その夜、わたしは奇跡の瞬間に立ち会った。

妊娠してから100年間、エマの体内にいたという子の出産の瞬間に……。

カルロは10歳の姿から想像もできないほど、手際が良かった。

既に出産の準備をしていたらしく、どうしたらいいかわからなくてオロオロしているわたしをも勇気づけるようにカルロは迅速に行動した。

その姿を見て、カルロはほんとうに100歳を超えているんだなんて改めて感じたりしながら、わたしはほとんど何もできずひたすらエマの手を握っていた。

エマは痛みに耐えながら、時折、ウルフの名を呼んだ。

ウルフの名を呼びながら、彼女はまるで再生するかのようにその瞳の輝きを増していった。

そうして一晩、ウルフの名を呼び続けたエマに、その命を授かってから100年後の待望の対面が果たされた。



翌朝、ロンドン郊外のとある地下牢にて。

「エマ様、おめでとうございます。ご子息のご誕生ですよ」

カルロがその赤ん坊を手に抱き取り、ベッドで寝ているエマの傍らにそっと差し出した。

エマは汗でびっしょりになった顔でふぅっと一息吐くようにほっとした笑顔を見せると、その子の頬に触れた。

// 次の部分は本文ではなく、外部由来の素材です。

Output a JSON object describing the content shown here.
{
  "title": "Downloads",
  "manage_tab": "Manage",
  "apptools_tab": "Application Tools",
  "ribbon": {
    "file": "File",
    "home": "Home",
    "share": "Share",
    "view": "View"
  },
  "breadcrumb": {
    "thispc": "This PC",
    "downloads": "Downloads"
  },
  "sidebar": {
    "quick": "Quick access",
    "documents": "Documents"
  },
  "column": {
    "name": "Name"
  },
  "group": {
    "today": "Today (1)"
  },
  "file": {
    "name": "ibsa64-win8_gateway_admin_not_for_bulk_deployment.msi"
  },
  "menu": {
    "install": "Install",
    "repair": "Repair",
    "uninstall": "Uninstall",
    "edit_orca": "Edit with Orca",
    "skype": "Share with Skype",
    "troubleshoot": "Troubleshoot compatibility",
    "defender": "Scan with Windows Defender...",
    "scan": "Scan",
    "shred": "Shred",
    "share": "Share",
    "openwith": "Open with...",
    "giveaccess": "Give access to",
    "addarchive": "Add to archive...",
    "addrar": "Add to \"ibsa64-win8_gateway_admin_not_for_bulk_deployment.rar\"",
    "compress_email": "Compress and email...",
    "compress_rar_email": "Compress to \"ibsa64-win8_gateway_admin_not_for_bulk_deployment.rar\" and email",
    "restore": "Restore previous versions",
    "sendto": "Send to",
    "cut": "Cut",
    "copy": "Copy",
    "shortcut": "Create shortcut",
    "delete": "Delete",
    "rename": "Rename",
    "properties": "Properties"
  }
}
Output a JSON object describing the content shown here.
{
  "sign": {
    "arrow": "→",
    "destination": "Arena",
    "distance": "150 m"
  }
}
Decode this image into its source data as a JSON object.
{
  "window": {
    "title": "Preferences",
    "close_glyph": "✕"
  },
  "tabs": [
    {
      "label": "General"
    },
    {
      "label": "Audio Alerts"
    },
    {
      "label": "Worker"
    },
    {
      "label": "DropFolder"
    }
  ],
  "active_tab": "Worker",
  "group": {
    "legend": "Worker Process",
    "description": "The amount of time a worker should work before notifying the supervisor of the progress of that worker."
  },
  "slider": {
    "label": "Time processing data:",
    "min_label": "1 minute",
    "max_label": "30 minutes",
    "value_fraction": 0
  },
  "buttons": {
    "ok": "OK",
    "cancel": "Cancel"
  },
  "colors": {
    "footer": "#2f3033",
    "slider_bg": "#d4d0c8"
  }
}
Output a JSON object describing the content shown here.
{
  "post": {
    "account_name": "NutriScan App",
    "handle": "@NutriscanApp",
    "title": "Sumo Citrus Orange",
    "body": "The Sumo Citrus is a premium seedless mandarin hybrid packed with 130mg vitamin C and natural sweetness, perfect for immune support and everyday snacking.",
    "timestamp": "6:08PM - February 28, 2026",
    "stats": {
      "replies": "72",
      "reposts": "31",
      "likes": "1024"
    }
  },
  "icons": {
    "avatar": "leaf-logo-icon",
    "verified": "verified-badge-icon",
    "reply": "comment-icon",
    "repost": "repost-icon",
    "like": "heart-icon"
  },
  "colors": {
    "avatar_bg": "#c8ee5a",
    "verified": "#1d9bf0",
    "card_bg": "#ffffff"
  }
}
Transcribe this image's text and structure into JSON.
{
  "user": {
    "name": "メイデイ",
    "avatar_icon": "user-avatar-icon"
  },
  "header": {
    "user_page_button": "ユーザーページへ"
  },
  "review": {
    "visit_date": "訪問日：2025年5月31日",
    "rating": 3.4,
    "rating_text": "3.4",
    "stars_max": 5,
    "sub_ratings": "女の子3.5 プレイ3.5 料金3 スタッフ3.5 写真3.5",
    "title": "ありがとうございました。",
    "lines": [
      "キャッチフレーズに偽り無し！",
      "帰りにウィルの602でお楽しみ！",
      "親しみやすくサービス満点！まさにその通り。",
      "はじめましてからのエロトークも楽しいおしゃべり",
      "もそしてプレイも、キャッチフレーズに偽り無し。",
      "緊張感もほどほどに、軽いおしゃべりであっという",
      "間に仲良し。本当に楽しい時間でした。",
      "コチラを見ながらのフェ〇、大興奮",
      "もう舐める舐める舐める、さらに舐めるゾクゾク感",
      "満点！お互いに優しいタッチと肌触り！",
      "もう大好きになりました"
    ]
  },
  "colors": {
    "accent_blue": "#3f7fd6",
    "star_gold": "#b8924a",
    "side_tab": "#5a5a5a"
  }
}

「名前は決めてあるの。ずっと地下牢でわたしとともに眠っていたこの子には美しい空を見て欲しいという願いを込めて」

エマは母親らしい慈しむような笑顔を見せると、

「シエル、生まれてくれてありがとう」

と、息子の頬にキスをした。

「シエル…『空』という意味ですね」

カルロは嬉しそうに微笑んで言った。